During the Exodus of the Israelites, he called them to not only let go of the pain of Egypt, but also in part of the positives so that they could anticipate and find what God had for them...because He will always lead you "from Egypt to something better." They left with much wealth from Egypt, as I left the relationship with my ex with so much more wealth than when I started: a greater faith, a better idea of who I was, and a clear idea of who I wanted and needed to be. I am so much richer because of my time with him.
"God is always calling us out of Egypt, out of our place of pain, out of our place where we never feel good enough - our Egypt - into something better. Even when we were in Egypt, we were still God's chosen." When I was with him, I was in a place where I never did feel good enough -and it wasn't because of him [not until the end, anyhow, but that's another topic for another time, perhaps]. It was a time in my life where I faced a lot of battles - with family, with friends, a rape, and losing my best friend and someone I thought I would be with [my ex]. ...but even though those difficult times, even when I couldn't see it, God was leading me to something better - and because of life's turns, I'm with my husband...who reminds me that he just wants me to be myself when I'm unsure [when he notices that I'm asking questions too much...]...who, more often than not [august '07-august '08 aside...] has been a great comfort and strength to me in so many respects.

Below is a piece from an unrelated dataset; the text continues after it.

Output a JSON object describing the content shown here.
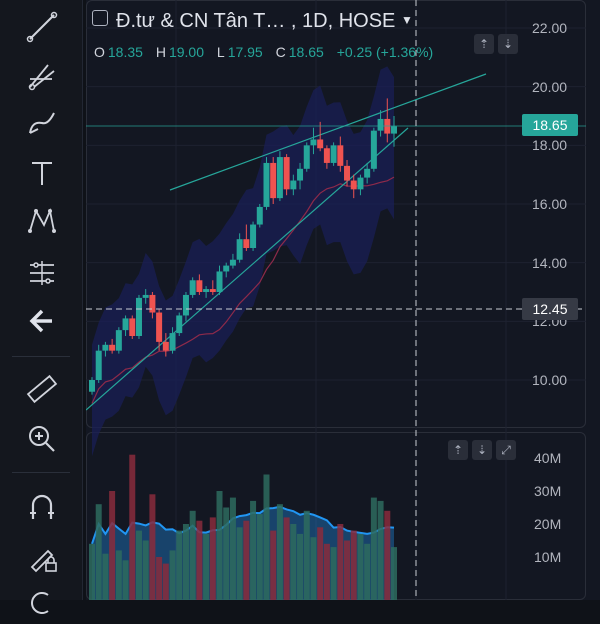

"Don't fear what's coming - it's of the Holy Spirit [the exodus from Egypt], and don't try to do it on your own. The transition out of Egypt to something better is never easy, but hold tight to God's plan." I stopped being afraid and learned to trust in God's plan during my 2-week retreat after my breakdown...and my life has never been the same.
THE CLOSING
I can't even begin to describe what that message meant to me. I held on to Egypt so tightly, then. But God called me out of that place, out of Egypt, to somewhere better. I knew I needed to send that letter, and I committed myself to making sure to send it before I left for vacation because I knew that I had to do it before the new year...and of course, with anything uncomfortable, I began to question the decision, even though I know it was so clear that it was a God-thing. This message was just incredible confirmation for me of what I did, and of how far I've come... I still hold to the hope that someday, I'll be able to feel good about going to Cairo, or Giza...for now, it's still a while off, but I get closer every now and again to being able to clear my guilt, my pain and my hurt.
This is quite a long post - but I feel like being more transparent again...like I was to begin with. With where I am right now, it's what I need.